W Gassmann et al. J Bacteriol. 2000 Dec.

Abstract

The avrBs2 avirulence gene of the bacterial plant pathogen Xanthomonas campestris pv. vesicatoria triggers disease resistance in pepper plants containing the Bs2 resistance gene and contributes to bacterial virulence on susceptible host plants. We studied the effects of the pepper Bs2 gene on the evolution of avrBs2 by characterizing the molecular basis for virulence of 20 X. campestris pv. vesicatoria field strains that were isolated from disease spots on previously resistant Bs2 pepper plants. All field strains tested were complemented by a wild-type copy of avrBs2 in their ability to trigger disease resistance on Bs2 plants. DNA sequencing revealed four mutant alleles of avrBs2, two of which consisted of insertions or deletions of 5 nucleotides in a repetitive region of avrBs2. The other two avrBs2 alleles were characterized by point mutations with resulting single amino acid changes (R403P or A410D).
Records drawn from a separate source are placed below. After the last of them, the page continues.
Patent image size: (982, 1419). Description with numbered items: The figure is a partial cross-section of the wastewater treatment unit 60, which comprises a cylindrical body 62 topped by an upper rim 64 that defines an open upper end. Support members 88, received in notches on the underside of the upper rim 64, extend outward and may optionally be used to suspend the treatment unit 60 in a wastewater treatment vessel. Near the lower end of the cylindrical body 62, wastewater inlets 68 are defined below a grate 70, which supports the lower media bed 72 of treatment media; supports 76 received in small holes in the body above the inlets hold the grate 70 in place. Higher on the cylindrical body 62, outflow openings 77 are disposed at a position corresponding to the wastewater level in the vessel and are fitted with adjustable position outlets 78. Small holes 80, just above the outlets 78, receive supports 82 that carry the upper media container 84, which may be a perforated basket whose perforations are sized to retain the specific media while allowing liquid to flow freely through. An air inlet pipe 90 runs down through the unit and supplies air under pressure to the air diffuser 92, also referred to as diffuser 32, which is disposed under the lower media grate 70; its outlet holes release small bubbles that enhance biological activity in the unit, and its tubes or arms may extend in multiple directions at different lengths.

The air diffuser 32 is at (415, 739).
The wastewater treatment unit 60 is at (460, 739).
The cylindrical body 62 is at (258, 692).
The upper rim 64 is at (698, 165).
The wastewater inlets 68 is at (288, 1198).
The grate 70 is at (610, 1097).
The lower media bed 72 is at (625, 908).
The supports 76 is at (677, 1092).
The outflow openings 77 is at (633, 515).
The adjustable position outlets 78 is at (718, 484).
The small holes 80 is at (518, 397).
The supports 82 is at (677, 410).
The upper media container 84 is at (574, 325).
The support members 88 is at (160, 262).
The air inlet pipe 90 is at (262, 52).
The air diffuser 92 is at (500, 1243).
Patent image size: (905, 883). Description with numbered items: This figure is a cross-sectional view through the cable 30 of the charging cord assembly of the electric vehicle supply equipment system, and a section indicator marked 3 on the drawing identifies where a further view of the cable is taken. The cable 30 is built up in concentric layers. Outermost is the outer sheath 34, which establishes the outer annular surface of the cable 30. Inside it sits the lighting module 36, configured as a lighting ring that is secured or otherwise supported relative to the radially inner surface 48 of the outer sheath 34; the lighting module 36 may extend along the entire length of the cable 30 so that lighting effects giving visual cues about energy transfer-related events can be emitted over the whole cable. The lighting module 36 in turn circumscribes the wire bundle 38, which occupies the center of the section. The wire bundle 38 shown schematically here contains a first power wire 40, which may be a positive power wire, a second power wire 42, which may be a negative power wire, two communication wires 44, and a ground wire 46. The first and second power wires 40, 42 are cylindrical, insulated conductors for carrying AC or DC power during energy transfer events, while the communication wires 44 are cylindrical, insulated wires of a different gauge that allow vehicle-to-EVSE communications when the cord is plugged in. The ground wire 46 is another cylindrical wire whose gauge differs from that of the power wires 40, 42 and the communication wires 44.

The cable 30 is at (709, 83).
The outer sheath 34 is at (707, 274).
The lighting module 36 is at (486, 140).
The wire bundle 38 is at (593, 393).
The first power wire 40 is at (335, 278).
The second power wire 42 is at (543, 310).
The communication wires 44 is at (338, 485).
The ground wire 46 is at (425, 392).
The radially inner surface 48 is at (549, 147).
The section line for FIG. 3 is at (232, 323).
We generated isogenic X. campestris pv. vesicatoria strains by chromosomal avrBs2 gene exchange to study the effects of these mutations on the dual functions of avrBs2 in enhancing bacterial virulence and inducing plant resistance by in planta bacterial growth experiments. The deletion of 5 nucleotides led to loss of avrBs2-induced resistance on Bs2 pepper plants and abolition of avrBs2-mediated enhancement of fitness on susceptible plants. Significantly, the point mutations led to minimal reduction in virulence function of avrBs2 on susceptible pepper plants, with either minimal (R403P allele) or an intermediate level of (A410D allele) triggering of resistance on Bs2 plants. Consistent with the divergent selection pressures on avrBs2 exerted by the Bs2 resistance gene, our results show that avrBs2 is evolving to decrease detection by the Bs2 gene while at the same time maintaining its virulence function.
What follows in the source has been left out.